As for your view on Deism as heretical goes, that to is baseless. In its purest state Deism is the most accurate of all religious philosophies. Pure Deism believes in God and holds to the idea that we will never understand the incomprehensible power and ways of God. Personally, I believe religions are man’s way of trying to put a humanistic box around the awesome nature of our Creator. It compensates for the fact that while Reason and Free Choice are divine gifts, they still need moral boundaries. The flaw in religion is when they overstep that context and try to control people and influence them through violence. Thomas Paine, while masterfully brilliant in regards to reason, fell into the same trap when he relentlessly bashed religion and the Bible in the Age of Reason. Now, don’t get me wrong, it was a brilliant literary masterpiece but, some of the rhetoric was a bit harsher than it needed and can be compared to the brashness of an evangelical bashing an atheist for not “knowing the truth.” Nevertheless it should be required reading as it states a powerful case for the existence of God to people who want to believe but, have issues with the revealed religious movements of the world.

Christians should really remember the teachings of the man they worship, some of the most moral precepts ever uttered by a man:

Judge not, lest ye be judged.
Love thy neighbor as thyself.
Feed the poor and aid the needy.
Let he who is without sin cast the first stone.

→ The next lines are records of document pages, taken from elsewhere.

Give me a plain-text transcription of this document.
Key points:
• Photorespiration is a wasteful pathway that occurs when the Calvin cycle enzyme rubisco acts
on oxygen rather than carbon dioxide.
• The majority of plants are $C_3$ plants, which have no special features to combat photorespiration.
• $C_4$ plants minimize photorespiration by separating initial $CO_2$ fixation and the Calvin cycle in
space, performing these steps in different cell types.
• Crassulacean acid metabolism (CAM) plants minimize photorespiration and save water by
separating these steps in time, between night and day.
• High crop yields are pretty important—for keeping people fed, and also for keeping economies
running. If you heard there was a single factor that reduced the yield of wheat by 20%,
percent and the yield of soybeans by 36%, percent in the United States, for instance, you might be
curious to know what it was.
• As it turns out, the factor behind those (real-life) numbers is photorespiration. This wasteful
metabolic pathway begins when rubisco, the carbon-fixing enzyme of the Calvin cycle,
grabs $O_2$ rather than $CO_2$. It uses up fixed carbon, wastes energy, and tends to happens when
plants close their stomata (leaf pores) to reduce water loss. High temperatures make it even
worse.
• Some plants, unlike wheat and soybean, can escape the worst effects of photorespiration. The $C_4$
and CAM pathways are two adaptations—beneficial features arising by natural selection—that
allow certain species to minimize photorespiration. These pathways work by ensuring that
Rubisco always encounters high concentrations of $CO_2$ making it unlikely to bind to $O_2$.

While all of these except the last one really originate in the Jewish Torah, these are commonly avoided teachings that Jesus emphasized in so many of his parables (aka allegorical teachings). Christians need to walk the talk of the man they follow. A man who was comfortable sitting with common sinners instead of self-righteous hypocrites. Before they open their often ignorant and self-serving mouthes they should think – what would Jesus do?